Among the guest speakers was a special one, Bryce St. Pierre,  a 14-year-old student and a member of the Morrisburg Leos. 

Bryce had travelled with his family to Costa Rica and later to South Africa, seeing first hand how difficult life could be for young people in other nations who dreamed of an education. 

His mother Cathy St. Pierre got in touch with Kathy Lucking and learned about the Madagascar School Project. 

Bryce decided that he wanted to take part in a volunteer experience at the School, but his parents told him, if he was serious, that he would need to raise his own air fare.

He was serious.

In 2015, Bryce took on numerous jobs around his community, everything from bottle drives to window washing, to raise the funds he would need.

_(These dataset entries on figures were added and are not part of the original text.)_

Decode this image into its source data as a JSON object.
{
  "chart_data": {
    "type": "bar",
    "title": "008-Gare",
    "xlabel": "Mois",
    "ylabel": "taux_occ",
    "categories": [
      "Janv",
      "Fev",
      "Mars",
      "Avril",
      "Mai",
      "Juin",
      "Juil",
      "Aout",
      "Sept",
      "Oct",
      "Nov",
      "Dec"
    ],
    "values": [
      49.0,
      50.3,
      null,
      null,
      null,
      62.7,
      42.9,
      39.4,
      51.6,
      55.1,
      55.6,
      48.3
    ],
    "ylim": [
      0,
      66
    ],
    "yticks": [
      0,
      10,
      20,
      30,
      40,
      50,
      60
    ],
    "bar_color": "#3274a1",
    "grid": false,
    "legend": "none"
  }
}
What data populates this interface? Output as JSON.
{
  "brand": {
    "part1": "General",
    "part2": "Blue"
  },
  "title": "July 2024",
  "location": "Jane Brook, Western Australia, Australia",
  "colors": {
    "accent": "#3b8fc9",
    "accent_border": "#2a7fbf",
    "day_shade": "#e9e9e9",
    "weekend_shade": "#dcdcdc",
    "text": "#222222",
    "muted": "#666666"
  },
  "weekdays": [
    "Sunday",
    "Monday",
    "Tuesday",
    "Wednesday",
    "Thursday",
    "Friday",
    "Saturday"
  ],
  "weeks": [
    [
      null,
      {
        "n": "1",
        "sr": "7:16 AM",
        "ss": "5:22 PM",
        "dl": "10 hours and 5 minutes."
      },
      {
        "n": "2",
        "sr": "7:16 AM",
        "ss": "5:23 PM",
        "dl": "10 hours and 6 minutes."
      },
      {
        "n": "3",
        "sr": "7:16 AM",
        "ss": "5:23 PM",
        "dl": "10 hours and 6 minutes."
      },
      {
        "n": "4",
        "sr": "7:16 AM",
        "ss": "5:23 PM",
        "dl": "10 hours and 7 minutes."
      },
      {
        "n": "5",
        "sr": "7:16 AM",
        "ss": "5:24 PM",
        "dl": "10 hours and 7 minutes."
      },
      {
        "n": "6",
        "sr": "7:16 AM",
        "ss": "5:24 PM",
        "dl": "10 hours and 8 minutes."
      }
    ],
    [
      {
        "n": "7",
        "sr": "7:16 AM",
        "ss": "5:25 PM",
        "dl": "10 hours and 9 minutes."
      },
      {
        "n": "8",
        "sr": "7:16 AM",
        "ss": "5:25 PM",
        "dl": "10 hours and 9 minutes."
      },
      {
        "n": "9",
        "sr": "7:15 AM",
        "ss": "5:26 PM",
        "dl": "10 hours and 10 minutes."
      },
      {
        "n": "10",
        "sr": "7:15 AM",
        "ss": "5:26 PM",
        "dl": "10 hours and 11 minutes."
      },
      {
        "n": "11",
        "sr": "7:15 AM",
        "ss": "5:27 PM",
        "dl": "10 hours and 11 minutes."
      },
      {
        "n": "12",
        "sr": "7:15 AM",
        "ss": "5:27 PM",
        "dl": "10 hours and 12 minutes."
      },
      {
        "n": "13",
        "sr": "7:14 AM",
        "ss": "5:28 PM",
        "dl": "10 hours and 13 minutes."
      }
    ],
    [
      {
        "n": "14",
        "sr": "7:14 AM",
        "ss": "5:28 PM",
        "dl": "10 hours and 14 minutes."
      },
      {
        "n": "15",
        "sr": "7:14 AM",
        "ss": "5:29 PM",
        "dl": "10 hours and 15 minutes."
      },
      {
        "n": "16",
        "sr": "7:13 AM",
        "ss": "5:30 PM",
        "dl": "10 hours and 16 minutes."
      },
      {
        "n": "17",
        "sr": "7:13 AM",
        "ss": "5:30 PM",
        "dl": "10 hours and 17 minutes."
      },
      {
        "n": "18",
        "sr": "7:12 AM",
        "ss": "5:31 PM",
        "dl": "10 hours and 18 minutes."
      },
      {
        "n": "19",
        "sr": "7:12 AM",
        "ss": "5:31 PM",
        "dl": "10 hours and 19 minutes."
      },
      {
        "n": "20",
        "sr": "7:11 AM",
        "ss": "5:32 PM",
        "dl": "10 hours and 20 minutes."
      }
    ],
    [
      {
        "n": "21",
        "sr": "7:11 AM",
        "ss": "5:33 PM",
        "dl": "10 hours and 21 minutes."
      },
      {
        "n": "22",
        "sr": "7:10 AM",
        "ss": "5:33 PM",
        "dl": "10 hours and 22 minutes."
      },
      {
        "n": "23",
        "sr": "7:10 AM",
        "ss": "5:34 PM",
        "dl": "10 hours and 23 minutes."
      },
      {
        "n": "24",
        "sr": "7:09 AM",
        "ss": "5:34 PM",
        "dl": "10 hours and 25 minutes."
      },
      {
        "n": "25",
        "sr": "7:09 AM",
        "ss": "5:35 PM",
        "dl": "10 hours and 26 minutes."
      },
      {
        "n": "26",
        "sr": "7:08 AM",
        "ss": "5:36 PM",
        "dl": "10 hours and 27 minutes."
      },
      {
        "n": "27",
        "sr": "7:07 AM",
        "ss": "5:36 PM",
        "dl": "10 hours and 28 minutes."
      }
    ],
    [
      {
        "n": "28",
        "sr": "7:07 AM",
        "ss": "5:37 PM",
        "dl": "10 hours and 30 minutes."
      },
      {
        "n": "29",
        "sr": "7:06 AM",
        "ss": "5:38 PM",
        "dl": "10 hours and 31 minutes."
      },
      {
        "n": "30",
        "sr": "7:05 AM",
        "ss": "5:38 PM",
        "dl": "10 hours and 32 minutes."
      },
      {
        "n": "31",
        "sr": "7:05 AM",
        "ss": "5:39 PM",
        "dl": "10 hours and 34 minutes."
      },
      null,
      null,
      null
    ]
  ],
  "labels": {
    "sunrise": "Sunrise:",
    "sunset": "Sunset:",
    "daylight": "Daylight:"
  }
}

Keith Robinson of the Leos arranged several tasks for him including scraping rust off a shipping container, that added to his growing travel fund.

“The community was very supportive,” Bryce said in his speech at the dinner. “By the end of the summer, I had a substantial amount of money raised.”

In the meantime, however, the board of the Project had made a decision that it could now purchase insurance coverage only for volunteers over 18.

“Do I hold on to the money until I am 18 and then go volunteer,” Bryce told the dinner guests. “But that is four years away and I know there are many things that are needed now.”

He made the decision to donate  his $1,727 to the Madagascar School Project at the Friday night fundraiser. 

“It can benefit kids now,” Bryce St. Pierre said, “in getting an education that I know from first hand experience is so important to them and their families.”

With entertainment by Isabelle Delage, a delicious turkey dinner cooked by the Legion Ladies Auxiliary and volunteer teen servers from Seaway District High School, the Madagascar School Project fundraiser for 2016 was an unqualified success.